As if his lavish treatment of Ruth wasn’t enough, Boaz again went beyond the letter of the Old Testament law all the way to grace in his treatment of Ruth. In a masculine and noble gesture, Boaz guaranteed the safety of Ruth, and he also assigned her a most advantageous place from which to glean. On top of that he ordered that she be ensured a very generous provision.
There are three kinds of people in the world. Takers have a sense of entitlement, seeing what is yours as theirs. Debtors have a sense of owing, as they expect whatever they give to be given back. But givers have a sense of generosity and give without any hope of receiving. In this way, givers are like God, who is the most generous of all. Understanding the generous nature of God’s grace, Boaz gave to Ruth generously through his words, his works, and his wealth.

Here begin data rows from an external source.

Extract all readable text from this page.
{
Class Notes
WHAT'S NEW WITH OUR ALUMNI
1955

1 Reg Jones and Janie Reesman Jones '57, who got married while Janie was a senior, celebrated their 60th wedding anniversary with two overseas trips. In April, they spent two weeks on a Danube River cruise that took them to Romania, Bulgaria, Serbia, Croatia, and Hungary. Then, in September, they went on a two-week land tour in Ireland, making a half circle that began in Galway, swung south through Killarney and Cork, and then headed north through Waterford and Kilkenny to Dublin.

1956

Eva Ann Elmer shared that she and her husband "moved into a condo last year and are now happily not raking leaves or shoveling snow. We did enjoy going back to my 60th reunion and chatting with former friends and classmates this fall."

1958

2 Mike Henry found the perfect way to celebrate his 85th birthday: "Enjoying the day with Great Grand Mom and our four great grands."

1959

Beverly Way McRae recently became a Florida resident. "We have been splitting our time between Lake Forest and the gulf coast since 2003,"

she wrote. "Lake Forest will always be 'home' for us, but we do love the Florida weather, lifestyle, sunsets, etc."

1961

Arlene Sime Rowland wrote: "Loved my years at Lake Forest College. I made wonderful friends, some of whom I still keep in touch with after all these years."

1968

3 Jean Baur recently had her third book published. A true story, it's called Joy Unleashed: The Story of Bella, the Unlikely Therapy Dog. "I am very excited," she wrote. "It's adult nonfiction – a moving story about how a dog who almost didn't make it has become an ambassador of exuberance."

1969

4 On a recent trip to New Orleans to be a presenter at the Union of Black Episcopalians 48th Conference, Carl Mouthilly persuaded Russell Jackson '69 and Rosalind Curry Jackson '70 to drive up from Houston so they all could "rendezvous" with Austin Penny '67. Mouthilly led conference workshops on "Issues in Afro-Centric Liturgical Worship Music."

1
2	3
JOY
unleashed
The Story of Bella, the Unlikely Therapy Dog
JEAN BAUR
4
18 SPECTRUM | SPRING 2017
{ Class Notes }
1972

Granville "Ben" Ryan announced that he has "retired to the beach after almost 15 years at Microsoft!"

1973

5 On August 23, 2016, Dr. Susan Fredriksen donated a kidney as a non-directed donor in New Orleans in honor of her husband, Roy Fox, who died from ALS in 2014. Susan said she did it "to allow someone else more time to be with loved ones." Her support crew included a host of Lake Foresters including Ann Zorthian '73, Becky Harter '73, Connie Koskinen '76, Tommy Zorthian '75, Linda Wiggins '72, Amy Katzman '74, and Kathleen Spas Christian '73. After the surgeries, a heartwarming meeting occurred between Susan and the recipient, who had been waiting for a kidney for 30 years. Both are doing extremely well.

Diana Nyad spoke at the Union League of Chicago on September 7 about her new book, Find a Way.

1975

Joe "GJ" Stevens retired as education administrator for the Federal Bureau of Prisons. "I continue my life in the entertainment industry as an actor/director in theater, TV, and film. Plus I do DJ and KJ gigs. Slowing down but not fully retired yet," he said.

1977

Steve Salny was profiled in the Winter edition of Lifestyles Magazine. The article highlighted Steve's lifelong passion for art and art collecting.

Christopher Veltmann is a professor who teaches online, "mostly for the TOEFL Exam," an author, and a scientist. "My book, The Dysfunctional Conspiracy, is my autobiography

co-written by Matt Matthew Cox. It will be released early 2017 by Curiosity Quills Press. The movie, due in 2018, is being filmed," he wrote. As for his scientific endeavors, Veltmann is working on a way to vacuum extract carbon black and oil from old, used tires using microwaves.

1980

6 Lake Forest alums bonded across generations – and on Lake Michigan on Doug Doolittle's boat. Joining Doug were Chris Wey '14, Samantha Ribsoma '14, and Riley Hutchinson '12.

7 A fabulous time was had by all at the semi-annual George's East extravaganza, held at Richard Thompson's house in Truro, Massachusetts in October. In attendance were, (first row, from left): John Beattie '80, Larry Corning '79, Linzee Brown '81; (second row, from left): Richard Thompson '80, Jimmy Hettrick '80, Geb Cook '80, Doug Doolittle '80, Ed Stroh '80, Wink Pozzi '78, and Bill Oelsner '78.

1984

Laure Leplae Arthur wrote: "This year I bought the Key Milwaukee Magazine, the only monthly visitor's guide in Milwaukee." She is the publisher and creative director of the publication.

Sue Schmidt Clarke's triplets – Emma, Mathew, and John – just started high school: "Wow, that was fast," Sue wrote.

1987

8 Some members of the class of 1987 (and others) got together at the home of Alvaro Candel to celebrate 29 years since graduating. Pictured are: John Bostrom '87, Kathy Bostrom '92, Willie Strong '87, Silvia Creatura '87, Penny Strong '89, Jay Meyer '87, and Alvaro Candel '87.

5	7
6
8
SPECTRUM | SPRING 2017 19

Also demonstrating ongoing remarkable character, Ruth continued her day of hard labor until the evening darkness fell upon her. The ephah of barley she received from Boaz’s kindness and her day’s labor is an amount which scholars debate, but is perhaps 4–6 gallons, or some 30–50 pounds, which Ruth carried home. In our modern day, this would be the equivalent of perhaps a few weeks’ wages, or a few thousand dollars, for one day’s work!
Arriving home, Ruth gave the food left over from her lunch with Boaz and his employees to the likely very hungry Naomi. Excited by God’s provision for both their dinner and the riches Ruth obtained from her one day’s work, Naomi simply had to know who had been so kind to her. Speaking for the first time in this scene of the story, Ruth reveals that the gracious provision of God had come to them through the hand of Boaz, the man of war and wealth and wherewithal.

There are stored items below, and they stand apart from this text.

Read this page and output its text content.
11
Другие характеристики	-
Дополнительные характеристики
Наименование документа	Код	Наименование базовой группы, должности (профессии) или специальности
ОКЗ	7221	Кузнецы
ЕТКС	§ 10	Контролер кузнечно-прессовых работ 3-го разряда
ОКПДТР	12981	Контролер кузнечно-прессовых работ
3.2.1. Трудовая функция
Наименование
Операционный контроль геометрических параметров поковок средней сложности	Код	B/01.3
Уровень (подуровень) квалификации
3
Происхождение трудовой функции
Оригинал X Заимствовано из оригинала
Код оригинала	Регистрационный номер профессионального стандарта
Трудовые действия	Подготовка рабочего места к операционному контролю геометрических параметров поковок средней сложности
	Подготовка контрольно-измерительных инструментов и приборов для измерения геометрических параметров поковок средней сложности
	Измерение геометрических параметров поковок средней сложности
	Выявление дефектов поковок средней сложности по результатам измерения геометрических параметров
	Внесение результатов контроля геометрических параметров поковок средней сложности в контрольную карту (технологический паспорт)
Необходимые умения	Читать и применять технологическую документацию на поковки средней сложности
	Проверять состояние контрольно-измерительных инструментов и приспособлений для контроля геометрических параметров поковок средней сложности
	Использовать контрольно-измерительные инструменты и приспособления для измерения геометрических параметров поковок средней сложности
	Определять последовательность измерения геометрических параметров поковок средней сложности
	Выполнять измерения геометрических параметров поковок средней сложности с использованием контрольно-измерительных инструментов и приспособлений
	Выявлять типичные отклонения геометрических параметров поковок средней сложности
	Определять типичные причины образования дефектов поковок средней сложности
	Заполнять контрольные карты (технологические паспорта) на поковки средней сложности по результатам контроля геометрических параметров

Overjoyed, the bitter Naomi who hadn’t lost all faith, prayed that God would bless Boaz for his kindness to her as well as bless the name of her family that had suffered greatly. In her prayer, Naomi spoke of the “kindness” of God by using the word hesed, which is an important theme throughout the book. It summarizes all of God’s most beloved attributes, such as love, grace, mercy, kindness, compassion, patience, and devotion. And hesed is occasionally used to describe people who reflect the character of God, such as with Ruth and Boaz. The debate among scholars on Ruth 2:20 is whether Naomi was saying that God or Boaz had acted in a way of hesed, and the truth is that both are true: God acted kindly through the providential kindness of Boaz.
Are you a safe person for others? How can you become a safe person for others, and what does it look like for someone to be safe in our culture?